Asia-Pacific leads the way for mobile payments
Asia-Pacific countries have demonstrated supportive government policies and a focus on innovation in payment methods.
Sweden is often cited as a case study in cashless payments – digital transactions are so widely accepted that approximately 80 per cent of the country’s population use a card to pay for purchases. However, it is Asia-Pacific that leads the way for mobile payments. Finance app downloads jumped from 383 million in 2014 to 1.8 billion in 2018, according to data from The Mobile Finance Report 2019: Banking and Payment App Benchmarks.

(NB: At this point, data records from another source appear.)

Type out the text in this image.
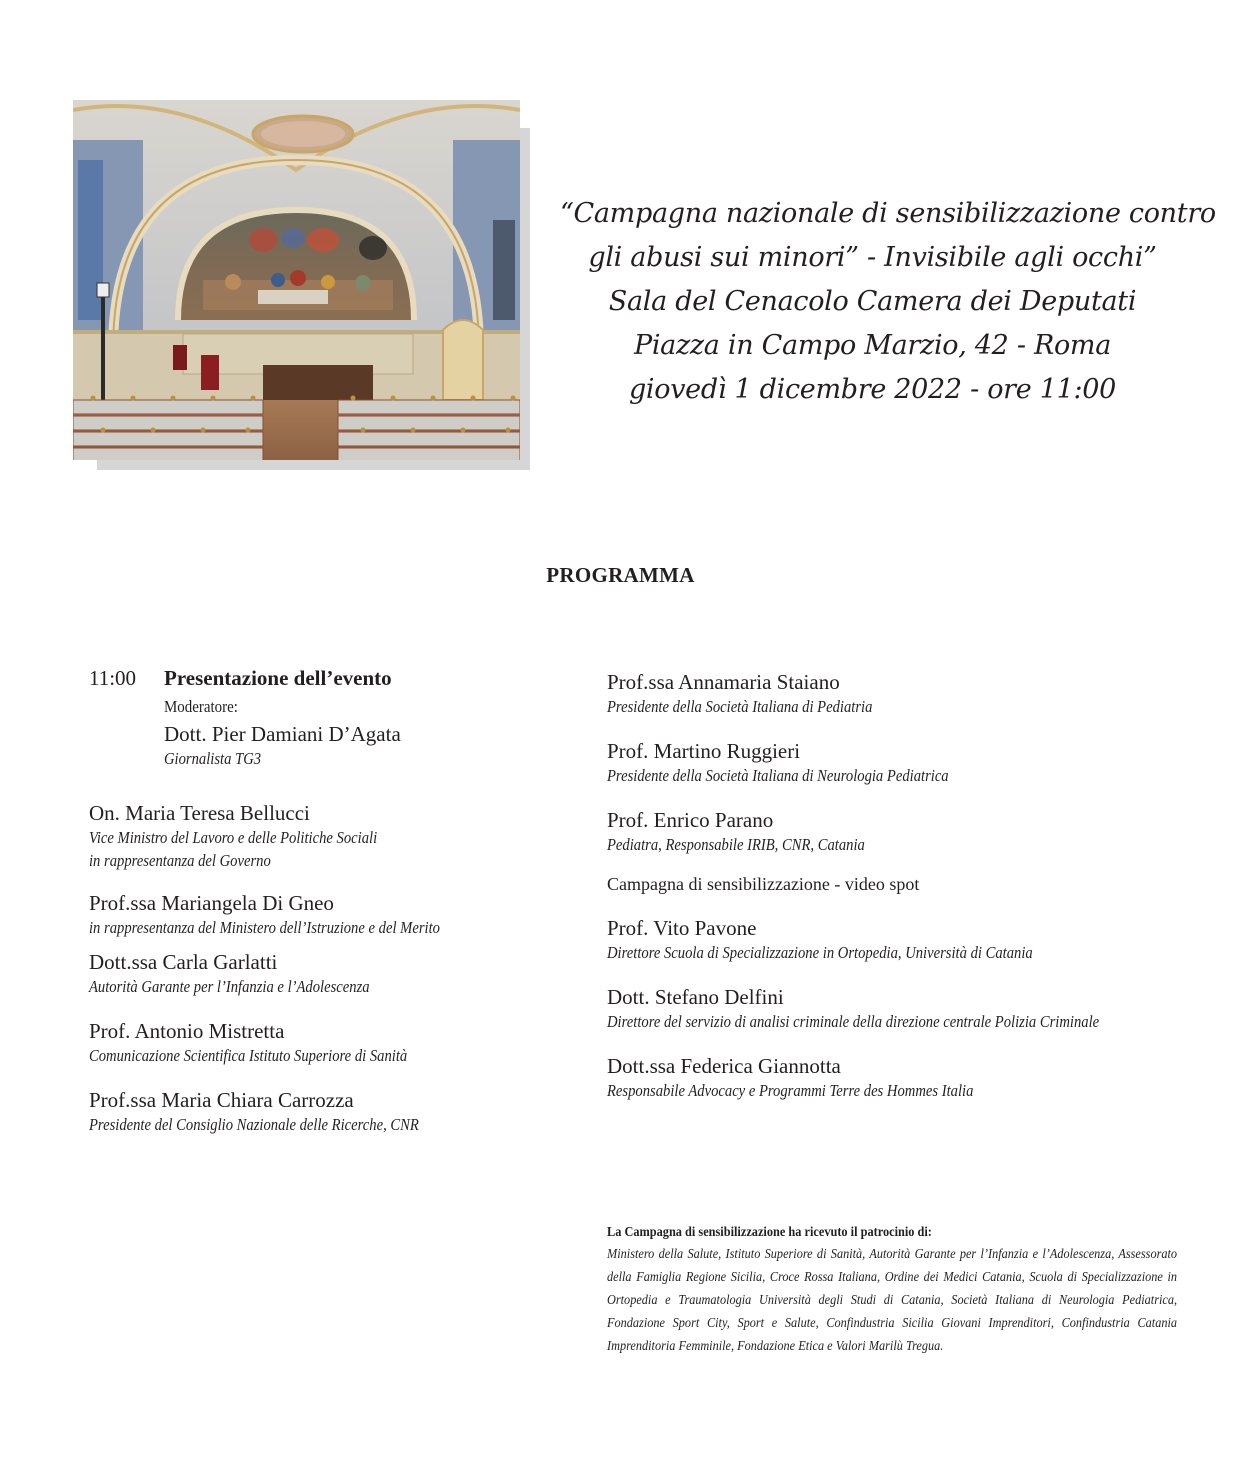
“Campagna nazionale di sensibilizzazione contro
gli abusi sui minori” - Invisibile agli occhi”
Sala del Cenacolo Camera dei Deputati
Piazza in Campo Marzio, 42 - Roma
giovedì 1 dicembre 2022 - ore 11:00
PROGRAMMA
11:00	Presentazione dell’evento
Moderatore:
Dott. Pier Damiani D’Agata
Giornalista TG3
On. Maria Teresa Bellucci
Vice Ministro del Lavoro e delle Politiche Sociali
in rappresentanza del Governo
Prof.ssa Mariangela Di Gneo
in rappresentanza del Ministero dell’Istruzione e del Merito
Dott.ssa Carla Garlatti
Autorità Garante per l’Infanzia e l’Adolescenza
Prof. Antonio Mistretta
Comunicazione Scientifica Istituto Superiore di Sanità
Prof.ssa Maria Chiara Carrozza
Presidente del Consiglio Nazionale delle Ricerche, CNR
Prof.ssa Annamaria Staiano
Presidente della Società Italiana di Pediatria
Prof. Martino Ruggieri
Presidente della Società Italiana di Neurologia Pediatrica
Prof. Enrico Parano
Pediatra, Responsabile IRIB, CNR, Catania
Campagna di sensibilizzazione - video spot
Prof. Vito Pavone
Direttore Scuola di Specializzazione in Ortopedia, Università di Catania
Dott. Stefano Delfini
Direttore del servizio di analisi criminale della direzione centrale Polizia Criminale
Dott.ssa Federica Giannotta
Responsabile Advocacy e Programmi Terre des Hommes Italia
La Campagna di sensibilizzazione ha ricevuto il patrocinio di:
Ministero della Salute, Istituto Superiore di Sanità, Autorità Garante per l’Infanzia e l’Adolescenza, Assessorato della Famiglia Regione Sicilia, Croce Rossa Italiana, Ordine dei Medici Catania, Scuola di Specializzazione in Ortopedia e Traumatologia Università degli Studi di Catania, Società Italiana di Neurologia Pediatrica, Fondazione Sport City, Sport e Salute, Confindustria Sicilia Giovani Imprenditori, Confindustria Catania Imprenditoria Femminile, Fondazione Etica e Valori Marilù Tregua.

The Singapore Government recently announced plans to make the city state a cashless society by 2025. Last year, it passed the Payment Services Act for the regulation of payment systems and payment service providers in Singapore, and to encourage innovation of payment services among fintech. More than eight in 10 Singaporean consumers have already adopted e-payments, and almost three in five Singaporean merchants accept e-payments.
Meanwhile, China has the largest card network in the world, with 7.6 billion cards. Data from the People’s Bank of China shows that the vast majority – 6.9 billion – are debit cards, while only 686 million are credit cards. China has also seen a recent spike in payments via QR code – even buskers now have specialised digital QR codes, which enable passers-by to donate by scanning a printed picture through messaging apps such as WeChat.